Yeni düzenlemeyle, devlet memurluğuna ilk defa atanacaklar ve yeniden atanacaklar için güvenlik soruşturması ve arşiv araştırmasının nasıl yapılacağının teklif edildiğini ifade eden Mumcu, şu eleştiriyi yaptı: “Arşiv araştırması yapılırken kişi hakkında CMK Kanunu çerçevesinde dava açılmasının ertelenmesine dair kararların ve yine hükmün açıklanmasının geriye bırakılmasına dair kararların da araştırılacağı belirtiliyor. Bu iki tür karar, aslında kesinleşmiş nitelikte bir mahkeme kararı değil. Yani kişi hakkında ceza davasının açılmasının ertelenmesine karar verilen, iddia edilen bir suç, aslında hiç işlenmemiş olabilir. Sadece ceza davasının açılmasının ertelenmesine dair bir kararın arşiv bilgisi doğrultusunda bir kişinin memuriyete alınıp alınmamasına karar verilmemesi gerekir. Bu nitelikteki kararların arşiv araştırmasına esas olmaması gerekir.”

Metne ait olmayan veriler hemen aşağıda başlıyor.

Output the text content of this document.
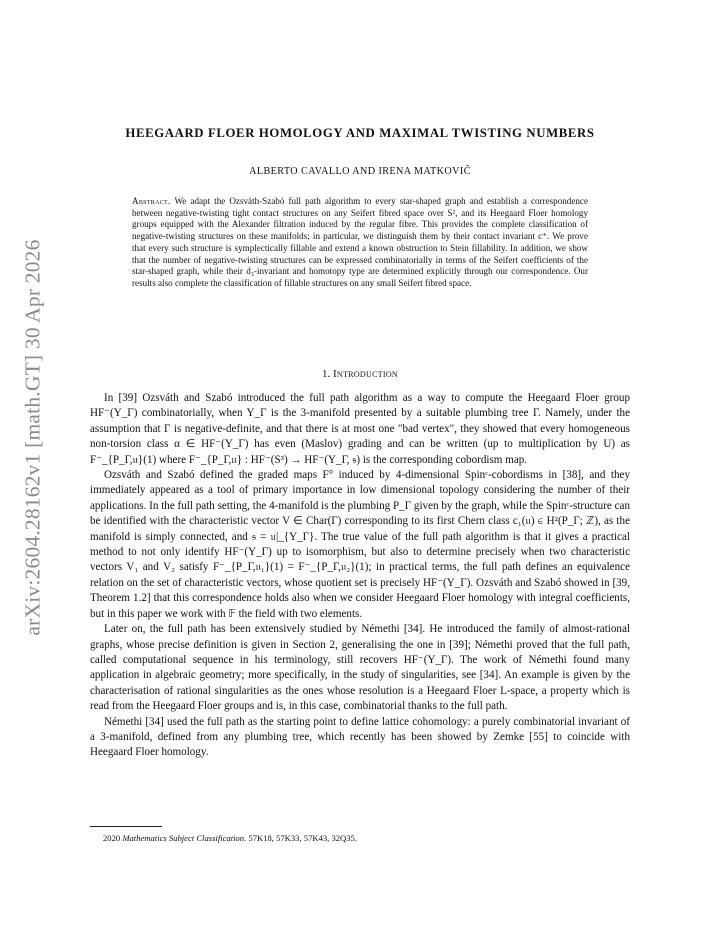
arXiv:2604.28162v1 [math.GT] 30 Apr 2026
HEEGAARD FLOER HOMOLOGY AND MAXIMAL TWISTING NUMBERS
ALBERTO CAVALLO AND IRENA MATKOVIČ
Abstract. We adapt the Ozsváth-Szabó full path algorithm to every star-shaped graph and establish a correspondence between negative-twisting tight contact structures on any Seifert fibred space over S², and its Heegaard Floer homology groups equipped with the Alexander filtration induced by the regular fibre. This provides the complete classification of negative-twisting structures on these manifolds; in particular, we distinguish them by their contact invariant c⁺. We prove that every such structure is symplectically fillable and extend a known obstruction to Stein fillability. In addition, we show that the number of negative-twisting structures can be expressed combinatorially in terms of the Seifert coefficients of the star-shaped graph, while their d₃-invariant and homotopy type are determined explicitly through our correspondence. Our results also complete the classification of fillable structures on any small Seifert fibred space.
1. Introduction

In [39] Ozsváth and Szabó introduced the full path algorithm as a way to compute the Heegaard Floer group HF⁻(Y_Γ) combinatorially, when Y_Γ is the 3-manifold presented by a suitable plumbing tree Γ. Namely, under the assumption that Γ is negative-definite, and that there is at most one "bad vertex", they showed that every homogeneous non-torsion class α ∈ HF⁻(Y_Γ) has even (Maslov) grading and can be written (up to multiplication by U) as F⁻_{P_Γ,𝔲}(1) where F⁻_{P_Γ,𝔲} : HF⁻(S³) → HF⁻(Y_Γ, 𝔰) is the corresponding cobordism map.

Ozsváth and Szabó defined the graded maps F° induced by 4-dimensional Spinᶜ-cobordisms in [38], and they immediately appeared as a tool of primary importance in low dimensional topology considering the number of their applications. In the full path setting, the 4-manifold is the plumbing P_Γ given by the graph, while the Spinᶜ-structure can be identified with the characteristic vector V ∈ Char(Γ) corresponding to its first Chern class c₁(𝔲) ∈ H²(P_Γ; ℤ), as the manifold is simply connected, and 𝔰 = 𝔲|_{Y_Γ}. The true value of the full path algorithm is that it gives a practical method to not only identify HF⁻(Y_Γ) up to isomorphism, but also to determine precisely when two characteristic vectors V₁ and V₂ satisfy F⁻_{P_Γ,𝔲₁}(1) = F⁻_{P_Γ,𝔲₂}(1); in practical terms, the full path defines an equivalence relation on the set of characteristic vectors, whose quotient set is precisely HF⁻(Y_Γ). Ozsváth and Szabó showed in [39, Theorem 1.2] that this correspondence holds also when we consider Heegaard Floer homology with integral coefficients, but in this paper we work with 𝔽 the field with two elements.

Later on, the full path has been extensively studied by Némethi [34]. He introduced the family of almost-rational graphs, whose precise definition is given in Section 2, generalising the one in [39]; Némethi proved that the full path, called computational sequence in his terminology, still recovers HF⁻(Y_Γ). The work of Némethi found many application in algebraic geometry; more specifically, in the study of singularities, see [34]. An example is given by the characterisation of rational singularities as the ones whose resolution is a Heegaard Floer L-space, a property which is read from the Heegaard Floer groups and is, in this case, combinatorial thanks to the full path.

Némethi [34] used the full path as the starting point to define lattice cohomology: a purely combinatorial invariant of a 3-manifold, defined from any plumbing tree, which recently has been showed by Zemke [55] to coincide with Heegaard Floer homology.

2020 Mathematics Subject Classification. 57K18, 57K33, 57K43, 32Q35.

‘ERTELENEN CEZA DA KONU EDİLMEMELİ’

Ertelenen cezalara ilişkin Mumcu, “Kesin hüküm niteliği taşımıyor” uyarısında bulundu: “Davası açılmış, hüküm açılmış fakat hükmün açıklanmasının geri bırakılmasına karar verilmiş. Bu nitelikteki kararlar kesin hüküm niteliği taşımıyor. Her ne kadar mahkeme bir kanaat getirmiş olsa da bu kanaat yargı yolu tarafından incelenmeksizin ve hüküm açıklanmaksızın sadece benzer suç tekrar işlenirse açıklanmak üzere özel bir sicile kaydediliyor. Bu şekildeki kararlar da güvenlik soruşturmasına ve arşiv araştırmasına konu olmamalıdır.”

‘EVLENİRKEN EŞİMİZİN ADLİ SİCİLİNİ BİLEMEYİZ’

Mumcu “Son olarak yanlış olduğunu düşündüğüm şey kişinin kendisi dışındaki akrabalarının da arşiv araştırmasına konu edilmesi” dedi, açıklamasını şöyle sürdürdü:

“Örneğin bir kişinin arşiv araştırması ve güvenlik soruşturması, eşinden dolayı olumsuz sonuçlanmış. Bunlar bekarken kişinin eşi gösteri yürüyüşüne katılmış. Bu doğru olsa bile kişiler evlenmemişken taraflardan biri böyle bir eyleme katıldı diye güvenlik soruşturmasının olumsuz sonuçlanması mantıksız bir şey. Evlenirken eşimizin adli sicil kaydını bilmeyiz. Eşten, kardeşten, kayınpederden dolayı kişinin devlet memuriyetine atanmaması, hukuk devletlerinde kabul edilebilecek bir durum değildir. Bu bilgiler elbette istihbari makamların dosyalarında bulunabilir. Uygun görülen kişilerle ilgili bilgiler çok üst düzey kamu görevlisi atamalarında, istihbari makamlarca atamaya yetkili mercilerin önüne konulur. Ama sıradan memurların, görevi gereği herhangi bir gizlilik içermeyen kişilerin bu şekilde araştırmalara tabii tutularak, doğru olup olmadığı tam olarak belli olmayan bilgilere göre devlet memuriyetine atanmamasının, hukuk devleti ilkesi ve kamu görevine girme hakkı bakımından yanlış olacağını düşünüyoruz.”